The son of Jewish immigrants who had moved to America to flee Europe’s growing anti-Semitism, George Gershwin was born in a Yiddish neighborhood of New York City in 1898. Unlike many famous composers, he had no musical interest as a child and did not start learning to play the piano until the age of 10, studying formally even later. However, by his teenage years, he began working odd jobs and composing extemporaneous songs in Tin Pan Alley. Over the next decade, he produced many of his own compositions and began writing for Broadway.

Gershwin achieved considerable fame in 1924 with his orchestral work, “Rhapsody in Blue,” which combined symphonic style with the jazz elements in which he was immersed in New York. He continued composing for Broadway, collaborating with his brother Ira on the musical “Lady Be Good,” which included Gershwin’s instant hit song “Fascinating Rhythm.”

Having never studied music formally, Gershwin travelled to Paris and applied to study with Nadia Boulanger, a professor at the Paris Conservatory, as well as French composer Maurice Ravel.
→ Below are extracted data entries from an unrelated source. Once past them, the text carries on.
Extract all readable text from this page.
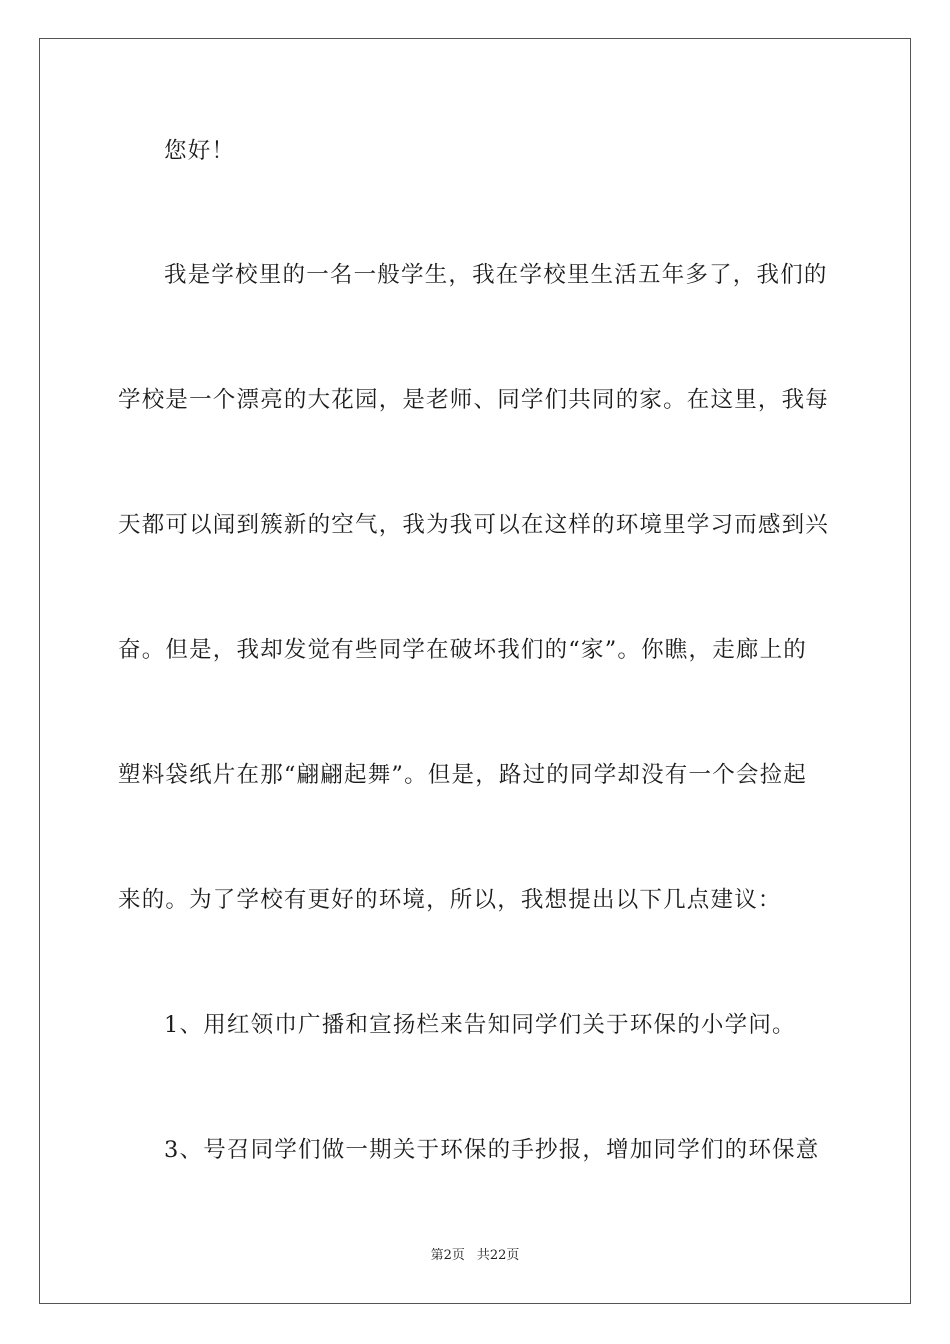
您好！

我是学校里的一名一般学生，我在学校里生活五年多了，我们的

学校是一个漂亮的大花园，是老师、同学们共同的家。在这里，我每

天都可以闻到簇新的空气，我为我可以在这样的环境里学习而感到兴

奋。但是，我却发觉有些同学在破坏我们的“家”。你瞧，走廊上的

塑料袋纸片在那“翩翩起舞”。但是，路过的同学却没有一个会捡起

来的。为了学校有更好的环境，所以，我想提出以下几点建议：

1、用红领巾广播和宣扬栏来告知同学们关于环保的小学问。

3、号召同学们做一期关于环保的手抄报，增加同学们的环保意

第2页 共22页
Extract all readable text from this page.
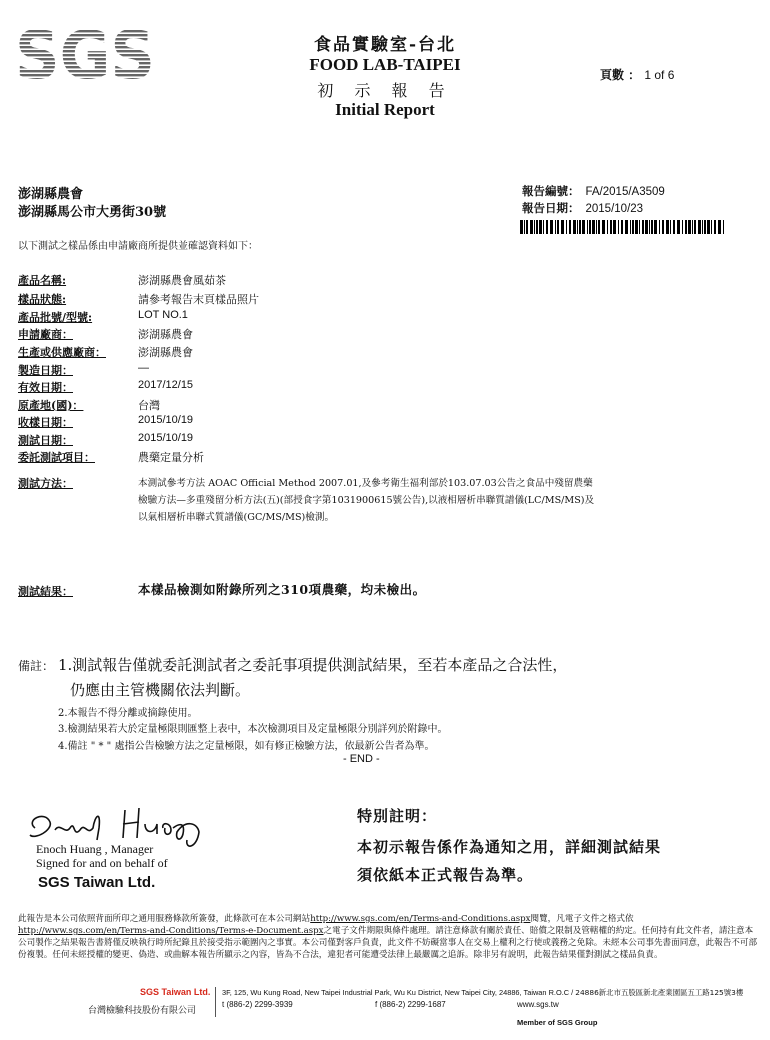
SGS	食品實驗室-台北
FOOD LAB-TAIPEI
初 示 報 告
Initial Report
頁數 ： 1 of 6
澎湖縣農會
澎湖縣馬公市大勇街30號
報告編號： FA/2015/A3509
報告日期： 2015/10/23
以下測試之樣品係由申請廠商所提供並確認資料如下：
產品名稱:	澎湖縣農會風茹茶
樣品狀態:	請參考報告末頁樣品照片
產品批號/型號:	LOT NO.1
申請廠商：	澎湖縣農會
生產或供應廠商：	澎湖縣農會
製造日期：	—
有效日期：	2017/12/15
原產地(國)：	台灣
收樣日期：	2015/10/19
測試日期：	2015/10/19
委託測試項目：	農藥定量分析
測試方法：	本測試參考方法 AOAC Official Method 2007.01,及參考衛生福利部於103.07.03公告之食品中殘留農藥
檢驗方法—多重殘留分析方法(五)(部授食字第1031900615號公告),以液相層析串聯質譜儀(LC/MS/MS)及
以氣相層析串聯式質譜儀(GC/MS/MS)檢測。
測試結果：	本樣品檢測如附錄所列之310項農藥，均未檢出。
備註： 1.測試報告僅就委託測試者之委託事項提供測試結果，至若本產品之合法性，
仍應由主管機關依法判斷。
2.本報告不得分離或摘錄使用。
3.檢測結果若大於定量極限則匯整上表中，本次檢測項目及定量極限分別詳列於附錄中。
4.備註 " * " 處指公告檢驗方法之定量極限，如有修正檢驗方法，依最新公告者為準。
- END -
Enoch Huang , Manager
Signed for and on behalf of
SGS Taiwan Ltd.
特別註明：
本初示報告係作為通知之用，詳細測試結果
須依紙本正式報告為準。
此報告是本公司依照背面所印之通用服務條款所簽發，此條款可在本公司網站http://www.sgs.com/en/Terms-and-Conditions.aspx閱覽，凡電子文件之格式依http://www.sgs.com/en/Terms-and-Conditions/Terms-e-Document.aspx之電子文件期限與條件處理。請注意條款有關於責任、賠償之限制及管轄權的約定。任何持有此文件者，請注意本公司製作之結果報告書將僅反映執行時所紀錄且於接受指示範圍內之事實。本公司僅對客戶負責，此文件不妨礙當事人在交易上權利之行使或義務之免除。未經本公司事先書面同意，此報告不可部份複製。任何未經授權的變更、偽造、或曲解本報告所顯示之內容，皆為不合法，違犯者可能遭受法律上最嚴厲之追訴。除非另有說明，此報告結果僅對測試之樣品負責。
SGS Taiwan Ltd.
台灣檢驗科技股份有限公司
3F, 125, Wu Kung Road, New Taipei Industrial Park, Wu Ku District, New Taipei City, 24886, Taiwan R.O.C / 24886新北市五股區新北產業園區五工路125號3樓
t (886-2) 2299-3939	f (886-2) 2299-1687	www.sgs.tw
Member of SGS Group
Both rejected him. It is possible they looked down on the already-famous Gershwin as peddling in less legitimate forms of music, but there is evidence that they believed Gershwin had a unique style and studying classical techniques would stifle his voice. Ravel famously wrote to Gershwin, saying, “Why become a second-rate Ravel when you are already a first-rate Gershwin?” (After hearing how much money he made on Broadway, Ravel also suggested perhaps Gershwin should be teaching him.) While in Paris, however, Gershwin wrote a piece trying to capture the sounds of wandering around the city, which became “An American in Paris.” He also met composers of the Second Viennese School, including Arnold Schönberg.

He returned to America and continued writing for Broadway, including jazz standards like “I’ve Got Rhythm” and “Embraceable You,” as well as the ambitious “Porgy and Bess,” which blurred the lines between musical and opera. Although it was not commercially successful at first, it gained traction and is now considered a groundbreaking work; it eventually became the first American opera to be performed at La Scala in Milan. Around this time, he also began a relationship with the already-married composer Kay Swift. Swift divorced her husband, although the two never married, possibly Gershwin’s family had reservations about him marrying a woman who was not Jewish.

In 1936, Gershwin moved to Hollywood and began scoring films, notably combining jazz and ballet in two films starring dancer Fred Astaire. Already by this point, however, Gershwin had begun suffering from headaches, olfactory hallucinations, which advanced into coordination problems and blackouts. He collapsed at a friend’s house in 1937 and fell into a coma. Rushed to the hospital, doctors removed a large brain tumor, but Gershwin died following the surgery. He was 38.